As David Brown noted in his excellent The Restoration of the Jews (a work that we prefer to Dr. Horner's), Justin was a pre-millennialist as well, while Augustine was Amillennial in his teaching. But the question of the future of the Jews was thought by all in the Patristic period to have been settled by Justin. In all of the debates about the Millennium, it was assumed by both sides that the Jews were eternally rejected as a nation.
We do not excuse Augustine. If Justin Martyr, as James White has said, knew Greek philosophy better than he knew the Bible, Augustine read his Bible. Unfortunately he read it under the guidance of Ambrose of Milan, who was quite anti-semitic. Nevertheless, to trace what was already in Augustine's time the accepted view to the bishop of Hippo is simply bad historical theology.

Secondly, and probably our greatest disagreement with Horner, Horner connects the conversion of the Jews, the restoration to the Land, and the restoration of the Temple and its attendant system of worship. With the first two we concur, from the last we strongly dissent.
It is our belief that it is the linking of these three positions as if they were an unbreakable chain that has done most to discredit the doctrine of the restoration of the Jews to the land in the eyes of most of the Church. That the sin-offerings and burnt offerings shall be offered again, that the priesthood of Levi shall be instituted once more, at these things the mind of the Christian who has read the Epistle to the Hebrews instinctively revolts.
Now this was quite acceptable to the dualism of the Darby-Scofield brand of Dispensationalism, which could say:
"Comparing, then, what is said in Scripture concerning Israel and the Church, he finds that in origin, calling, promise, worship, principles of conduct, and future destiny that all is contrast." (C.I. Scofield: 'The Jew, the Gentile, and the Church of God')

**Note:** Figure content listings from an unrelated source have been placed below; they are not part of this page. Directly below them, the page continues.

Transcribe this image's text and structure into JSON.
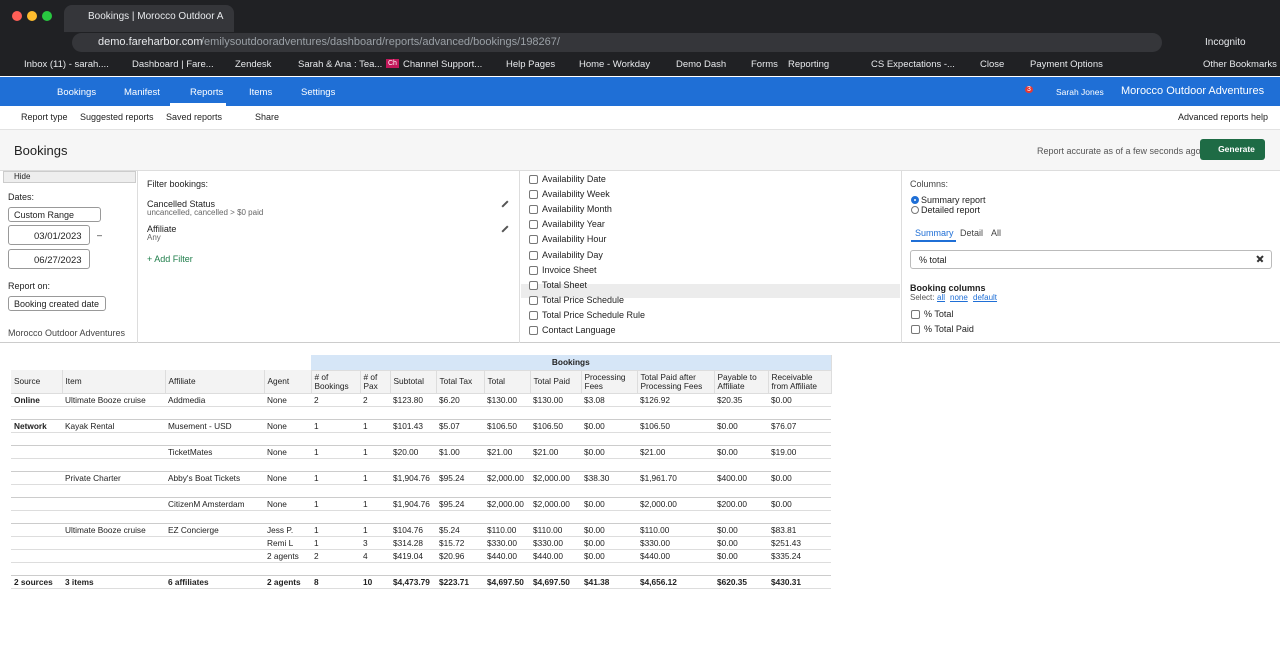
{
  "browser": {
    "tab_title": "Bookings | Morocco Outdoor A",
    "url_host": "demo.fareharbor.com",
    "url_path": "/emilysoutdooradventures/dashboard/reports/advanced/bookings/198267/",
    "profile": "Incognito",
    "icon_text": "Ch",
    "bookmarks": [
      "Inbox (11) - sarah....",
      "Dashboard | Fare...",
      "Zendesk",
      "Sarah & Ana : Tea...",
      "Channel Support...",
      "Help Pages",
      "Home - Workday",
      "Demo Dash",
      "Forms",
      "Reporting",
      "CS Expectations -...",
      "Close",
      "Payment Options"
    ],
    "other_bookmarks": "Other Bookmarks"
  },
  "nav": {
    "items": [
      "Bookings",
      "Manifest",
      "Reports",
      "Items",
      "Settings"
    ],
    "notifications": "3",
    "user": "Sarah Jones",
    "company": "Morocco Outdoor Adventures"
  },
  "toolbar": {
    "items": [
      "Report type",
      "Suggested reports",
      "Saved reports",
      "Share"
    ],
    "help": "Advanced reports help"
  },
  "header": {
    "title": "Bookings",
    "note": "Report accurate as of a few seconds ago",
    "button": "Generate"
  },
  "left": {
    "hide": "Hide",
    "dates_label": "Dates:",
    "range": "Custom Range",
    "start": "03/01/2023",
    "dash": "–",
    "end": "06/27/2023",
    "report_on_label": "Report on:",
    "report_on": "Booking created date",
    "company": "Morocco Outdoor Adventures"
  },
  "filters": {
    "label": "Filter bookings:",
    "items": [
      {
        "name": "Cancelled Status",
        "detail": "uncancelled, cancelled > $0 paid"
      },
      {
        "name": "Affiliate",
        "detail": "Any"
      }
    ],
    "add": "+ Add Filter"
  },
  "fields": [
    "Availability Date",
    "Availability Week",
    "Availability Month",
    "Availability Year",
    "Availability Hour",
    "Availability Day",
    "Invoice Sheet",
    "Total Sheet",
    "Total Price Schedule",
    "Total Price Schedule Rule",
    "Contact Language"
  ],
  "columns": {
    "label": "Columns:",
    "modes": [
      "Summary report",
      "Detailed report"
    ],
    "tabs": [
      "Summary",
      "Detail",
      "All"
    ],
    "search": "% total",
    "section": "Booking columns",
    "select_label": "Select:",
    "select_links": [
      "all",
      "none",
      "default"
    ],
    "checks": [
      "% Total",
      "% Total Paid"
    ]
  },
  "table": {
    "group_header": "Bookings",
    "headers": [
      "Source",
      "Item",
      "Affiliate",
      "Agent",
      "# of Bookings",
      "# of Pax",
      "Subtotal",
      "Total Tax",
      "Total",
      "Total Paid",
      "Processing Fees",
      "Total Paid after Processing Fees",
      "Payable to Affiliate",
      "Receivable from Affiliate"
    ],
    "groups": [
      [
        [
          "Online",
          "Ultimate Booze cruise",
          "Addmedia",
          "None",
          2,
          2,
          "$123.80",
          "$6.20",
          "$130.00",
          "$130.00",
          "$3.08",
          "$126.92",
          "$20.35",
          "$0.00"
        ]
      ],
      [
        [
          "Network",
          "Kayak Rental",
          "Musement - USD",
          "None",
          1,
          1,
          "$101.43",
          "$5.07",
          "$106.50",
          "$106.50",
          "$0.00",
          "$106.50",
          "$0.00",
          "$76.07"
        ]
      ],
      [
        [
          null,
          null,
          "TicketMates",
          "None",
          1,
          1,
          "$20.00",
          "$1.00",
          "$21.00",
          "$21.00",
          "$0.00",
          "$21.00",
          "$0.00",
          "$19.00"
        ]
      ],
      [
        [
          null,
          "Private Charter",
          "Abby's Boat Tickets",
          "None",
          1,
          1,
          "$1,904.76",
          "$95.24",
          "$2,000.00",
          "$2,000.00",
          "$38.30",
          "$1,961.70",
          "$400.00",
          "$0.00"
        ]
      ],
      [
        [
          null,
          null,
          "CitizenM Amsterdam",
          "None",
          1,
          1,
          "$1,904.76",
          "$95.24",
          "$2,000.00",
          "$2,000.00",
          "$0.00",
          "$2,000.00",
          "$200.00",
          "$0.00"
        ]
      ],
      [
        [
          null,
          "Ultimate Booze cruise",
          "EZ Concierge",
          "Jess P.",
          1,
          1,
          "$104.76",
          "$5.24",
          "$110.00",
          "$110.00",
          "$0.00",
          "$110.00",
          "$0.00",
          "$83.81"
        ],
        [
          null,
          null,
          null,
          "Remi L",
          1,
          3,
          "$314.28",
          "$15.72",
          "$330.00",
          "$330.00",
          "$0.00",
          "$330.00",
          "$0.00",
          "$251.43"
        ],
        [
          null,
          null,
          null,
          "2 agents",
          2,
          4,
          "$419.04",
          "$20.96",
          "$440.00",
          "$440.00",
          "$0.00",
          "$440.00",
          "$0.00",
          "$335.24"
        ]
      ]
    ],
    "totals": [
      "2 sources",
      "3 items",
      "6 affiliates",
      "2 agents",
      8,
      10,
      "$4,473.79",
      "$223.71",
      "$4,697.50",
      "$4,697.50",
      "$41.38",
      "$4,656.12",
      "$620.35",
      "$430.31"
    ]
  }
}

Scofield could have the Jews sacrificing in their Temple, while the Church was in heaven with Christ:
"Just as distinctly as Israel stands connected with temporal and earthly things, so distinctly does the church stand connected with spiritual and heavenly things." (Ibid.)
And this carnal dispensationalism, in which Israel and the Church were portrayed as different in every single way, has also disgusted the Christian who refuses to admit its dualistic overtones. In fact the condemnation of this form of dispensationalism is writ in the fact that most modern dispensational scholars, such as John MacArthur, have rejected it for a position closer to the Premillennialism of Bonar and the later Spurgeon.
But neither this dualism nor the restoration of the types and shadows of the ceremonial law are necessarily connected with the restoration of the Jews to the Land. It is entirely conceivable that the temple of Ezekiel's vision is entirely spiritual and typological, whilst the restoration of Israel to the Land is physical and literal. Thomas Goodwin, following John Brightman, the first writer in the post-Reformation age to notice that the Bible expressly foretells the restoration of Israel to the Land as well as to God, saw the Second Coming as following the Millennium (at least in his exposition of Revelation). But neither man saw the restoration of the Temple in Jerusalem as a necessary part of this restoration - and neither do we.